The Fix: Prioritize Dynamic Qualitative Data Collection. Design should allow real-time, contextual evidence to override static, biased datasets. True brand innovation requires systems to yield to the experts: their customers.

Leveraging ‘Data Intimacy’ while Neglecting Situational Accuracy

This trust paradox occurs when brands use private data, but fail to combine situational data, making personalization feel like needless surveillance.

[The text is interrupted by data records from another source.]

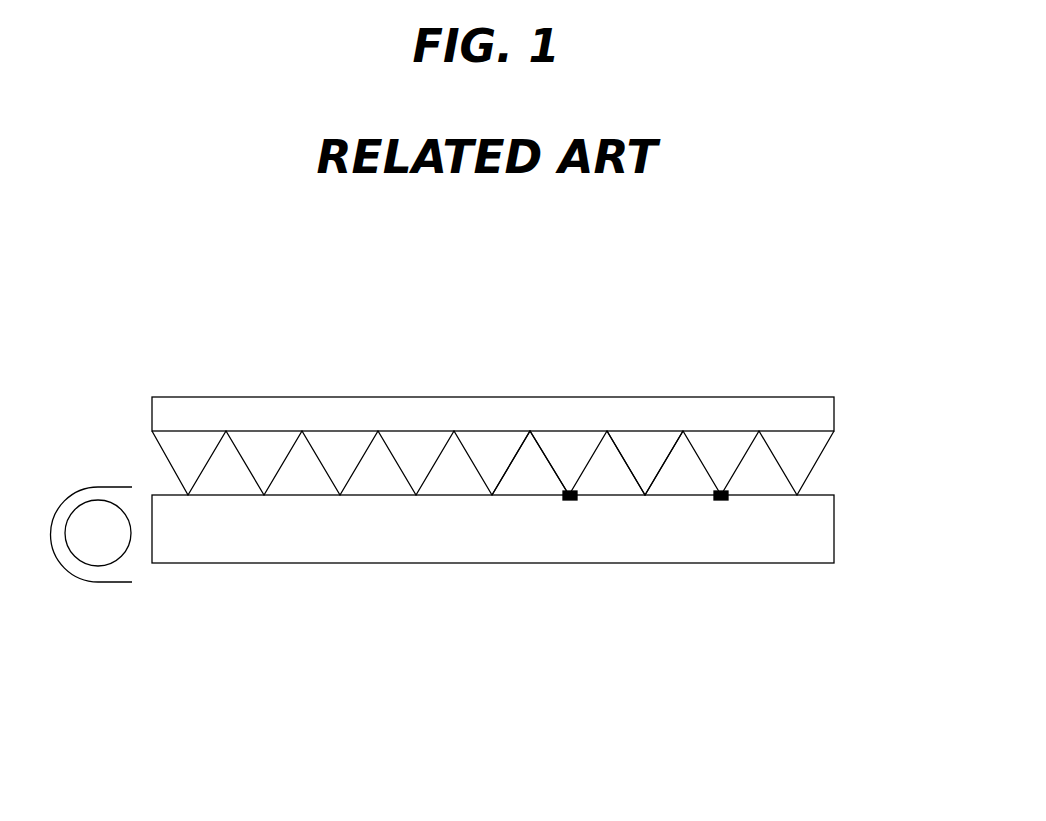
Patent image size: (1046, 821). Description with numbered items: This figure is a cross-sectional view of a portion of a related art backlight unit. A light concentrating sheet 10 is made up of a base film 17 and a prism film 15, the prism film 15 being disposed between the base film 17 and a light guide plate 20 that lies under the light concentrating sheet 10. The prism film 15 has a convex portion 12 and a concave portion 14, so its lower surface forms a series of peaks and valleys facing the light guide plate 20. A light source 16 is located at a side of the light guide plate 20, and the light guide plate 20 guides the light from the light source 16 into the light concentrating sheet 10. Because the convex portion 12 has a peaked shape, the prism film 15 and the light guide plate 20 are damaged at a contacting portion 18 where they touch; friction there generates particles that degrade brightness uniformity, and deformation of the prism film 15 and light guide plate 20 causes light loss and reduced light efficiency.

The light concentrating sheet 10 is at (832, 297).
The convex portion 12 is at (645, 478).
The concave portion 14 is at (531, 478).
The prism film 15 is at (815, 443).
The light source 16 is at (97, 535).
The base film 17 is at (750, 413).
The contacting portion 18 is at (570, 500).
The light guide plate 20 is at (737, 547).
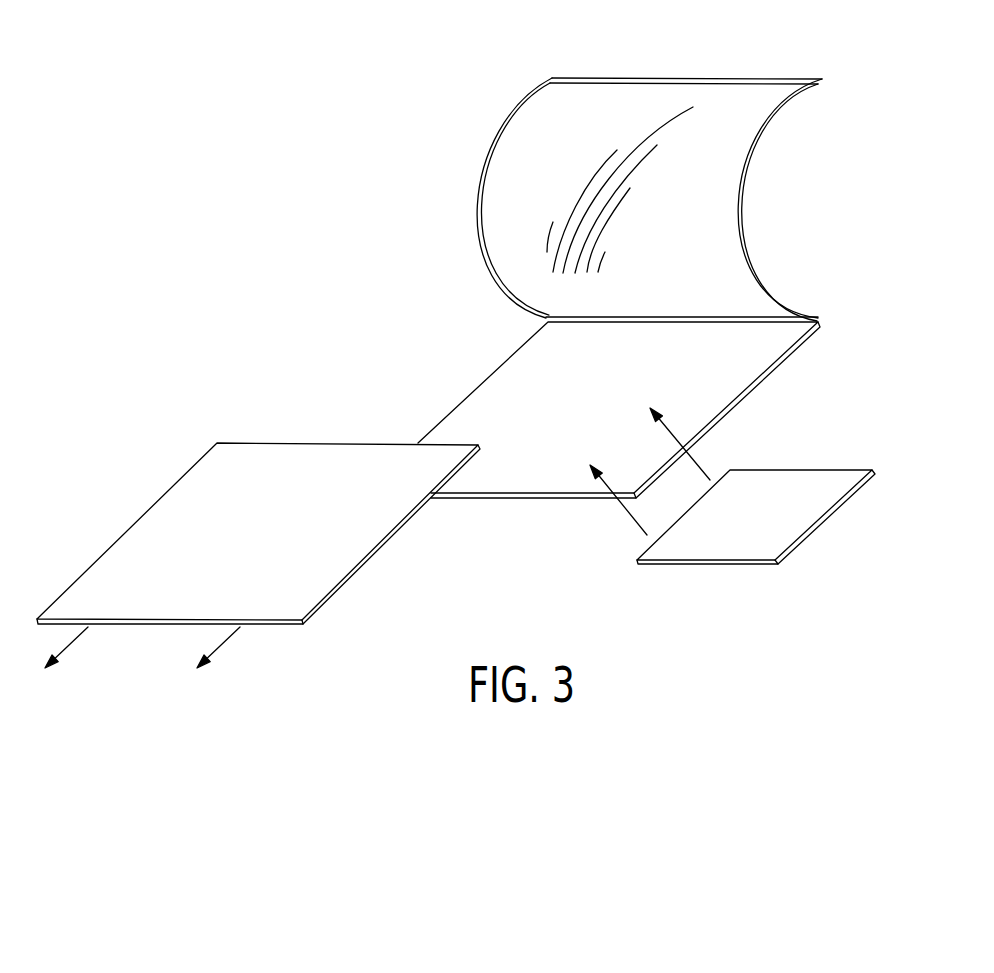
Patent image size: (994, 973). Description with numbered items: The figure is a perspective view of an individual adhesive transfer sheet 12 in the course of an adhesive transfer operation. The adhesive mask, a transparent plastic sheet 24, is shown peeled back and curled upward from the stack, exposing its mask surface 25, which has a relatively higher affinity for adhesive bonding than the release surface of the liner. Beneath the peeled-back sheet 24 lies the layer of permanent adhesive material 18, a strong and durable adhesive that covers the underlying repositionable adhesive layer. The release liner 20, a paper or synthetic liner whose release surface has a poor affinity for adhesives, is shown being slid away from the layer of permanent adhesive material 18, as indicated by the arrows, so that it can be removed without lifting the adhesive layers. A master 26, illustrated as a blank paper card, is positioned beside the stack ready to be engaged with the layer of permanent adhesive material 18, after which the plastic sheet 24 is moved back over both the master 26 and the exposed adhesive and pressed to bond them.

The adhesive transfer sheet 12 is at (807, 409).
The layer of permanent adhesive material 18 is at (490, 392).
The release liner 20 is at (300, 568).
The transparent plastic sheet 24 is at (525, 128).
The mask surface 25 is at (650, 100).
The master 26 is at (748, 542).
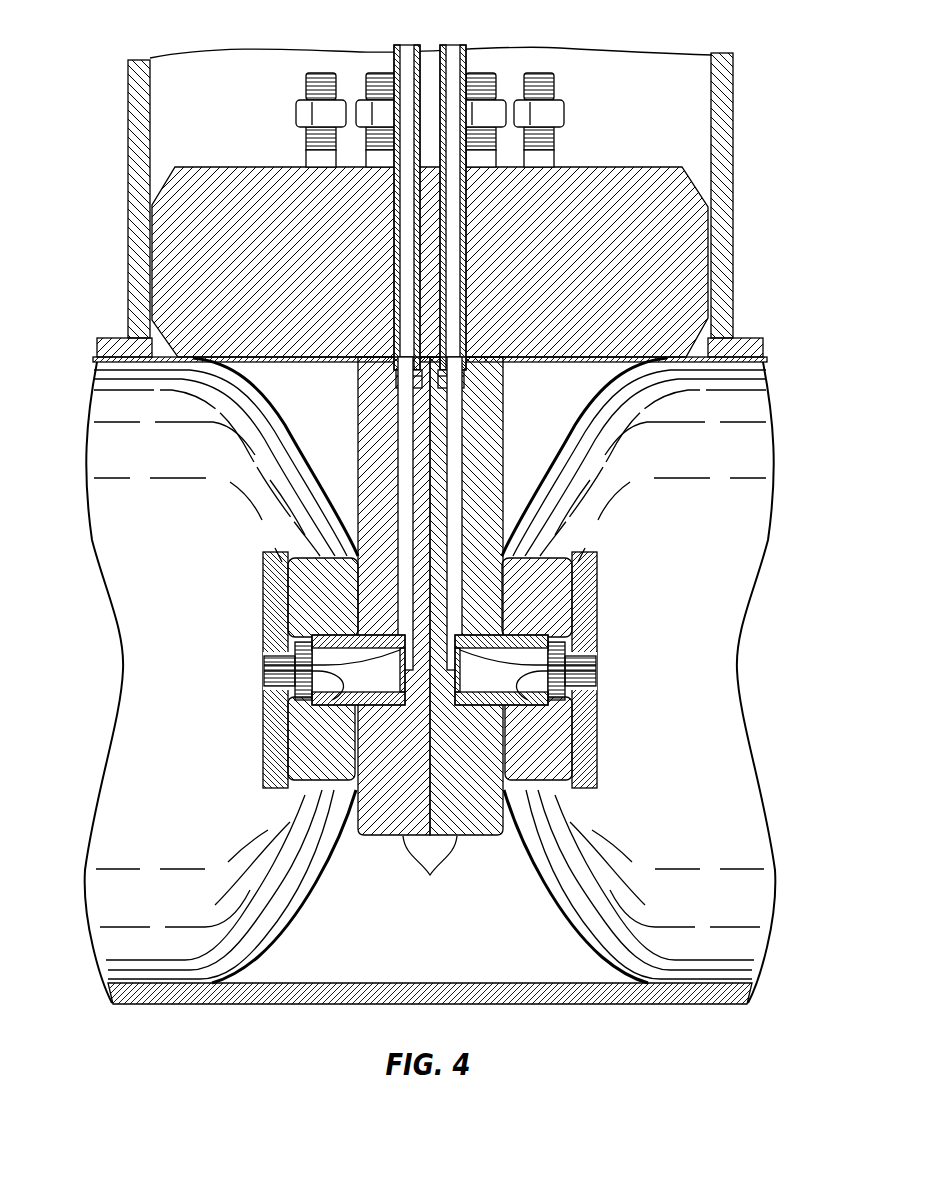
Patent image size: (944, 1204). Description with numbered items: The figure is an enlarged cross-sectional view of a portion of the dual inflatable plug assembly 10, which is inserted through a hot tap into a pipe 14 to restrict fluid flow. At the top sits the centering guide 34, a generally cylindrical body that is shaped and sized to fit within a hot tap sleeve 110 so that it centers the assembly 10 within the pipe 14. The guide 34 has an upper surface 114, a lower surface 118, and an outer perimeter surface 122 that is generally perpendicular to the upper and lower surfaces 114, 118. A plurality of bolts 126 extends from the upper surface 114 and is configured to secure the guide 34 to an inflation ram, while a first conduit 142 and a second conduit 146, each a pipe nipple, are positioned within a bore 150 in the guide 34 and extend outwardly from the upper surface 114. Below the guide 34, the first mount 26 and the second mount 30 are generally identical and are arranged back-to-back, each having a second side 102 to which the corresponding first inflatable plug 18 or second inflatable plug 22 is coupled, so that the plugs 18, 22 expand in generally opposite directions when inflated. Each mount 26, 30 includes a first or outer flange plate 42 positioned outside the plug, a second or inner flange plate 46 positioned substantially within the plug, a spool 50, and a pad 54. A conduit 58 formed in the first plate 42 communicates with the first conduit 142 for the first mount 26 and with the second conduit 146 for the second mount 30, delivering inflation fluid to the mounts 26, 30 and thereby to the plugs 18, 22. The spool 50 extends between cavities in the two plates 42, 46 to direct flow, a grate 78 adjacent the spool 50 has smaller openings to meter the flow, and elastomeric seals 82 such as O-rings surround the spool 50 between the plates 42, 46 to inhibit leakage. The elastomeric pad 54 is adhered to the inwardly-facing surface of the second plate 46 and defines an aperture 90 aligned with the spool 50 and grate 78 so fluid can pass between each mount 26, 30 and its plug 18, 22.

The dual inflatable plug assembly 10 is at (802, 150).
The pipe 14 is at (628, 1003).
The first inflatable plug 18 is at (125, 800).
The second inflatable plug 22 is at (742, 800).
The first mount 26 is at (372, 836).
The second mount 30 is at (485, 836).
The centering guide 34 is at (185, 258).
The first or outer flange plate 42 is at (430, 872).
The second or inner flange plate 46 is at (300, 782).
The spool 50 is at (355, 632).
The pad 54 is at (266, 742).
The conduit 58 is at (400, 458).
The grate 78 is at (290, 622).
The elastomeric seals 82 is at (290, 666).
The aperture 90 is at (282, 688).
The second side 102 is at (196, 583).
The hot tap sleeve 110 is at (733, 222).
The upper surface 114 is at (616, 167).
The lower surface 118 is at (505, 363).
The outer perimeter surface 122 is at (710, 278).
The bolts 126 is at (321, 72).
The first conduit 142 is at (397, 50).
The second conduit 146 is at (464, 50).
The bore 150 is at (432, 270).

The Experience: During January’s recent record-breaking New York snowstorm, a customer called a national pharmacy’s location in her neighborhood to make sure they were open. The AI-powered interactive voice response (IVR) recognized her number, asked for her birthdate, and greeted her by name. Yet, after performing this exchange, it provided a “default” confirmation that the store was open when asked. Without a car, the customer braved life-threatening conditions on foot only to find a handwritten note on the door indicating it had closed due to the storm.

The Fix: Add Good Friction. A term coined by MIT professor Renee Richardson Gosline, “Good Friction” requires that when external context (like a Level 5 storm) conflicts with standard scripts, the system pauses and verifies first.

Prioritizing ‘Recency’ But Erasing Loyalty

Recency bias in algorithms weights the last data point more heavily potentially resulting in algorithmic erasure.

The Experience: A 20-year elite status customer calls an airline, only to be greeted by the name of his niece (a nonmember relative for whom he recently booked a one-off ticket) and then is erroneously deprioritized in the automated journey as a nonmember. In many “growth audience” and immigrant households, economics are multigenerational and communal, with a single “lead user” facilitating purchases for extended family. This airline system’s “memory” was shallow, seeing only the most recent transaction and ignoring a decades-long relationship because a reservation shared the same contact number.

The Fix: Focus on Holistic Design. AI must be weighted to recognize the arc of the customer journey, ensuring that loyalty isn’t erased by a single data point or the nuances of communal purchasing.

To be sure, bad data is a universal problem, but the lack of situational intelligence in our AI systems hits growth audiences—like Black consumers—first and hardest. Because these audiences represent a disproportionate share of future consumption and have the most “cultural common denominators,” their frictions are diagnostics for markets writ large. We aren’t just solving for a niche by championing them as lead users, we are adopting more rigorous, empathetic, expansive, and effective standards that solve real problems for all people.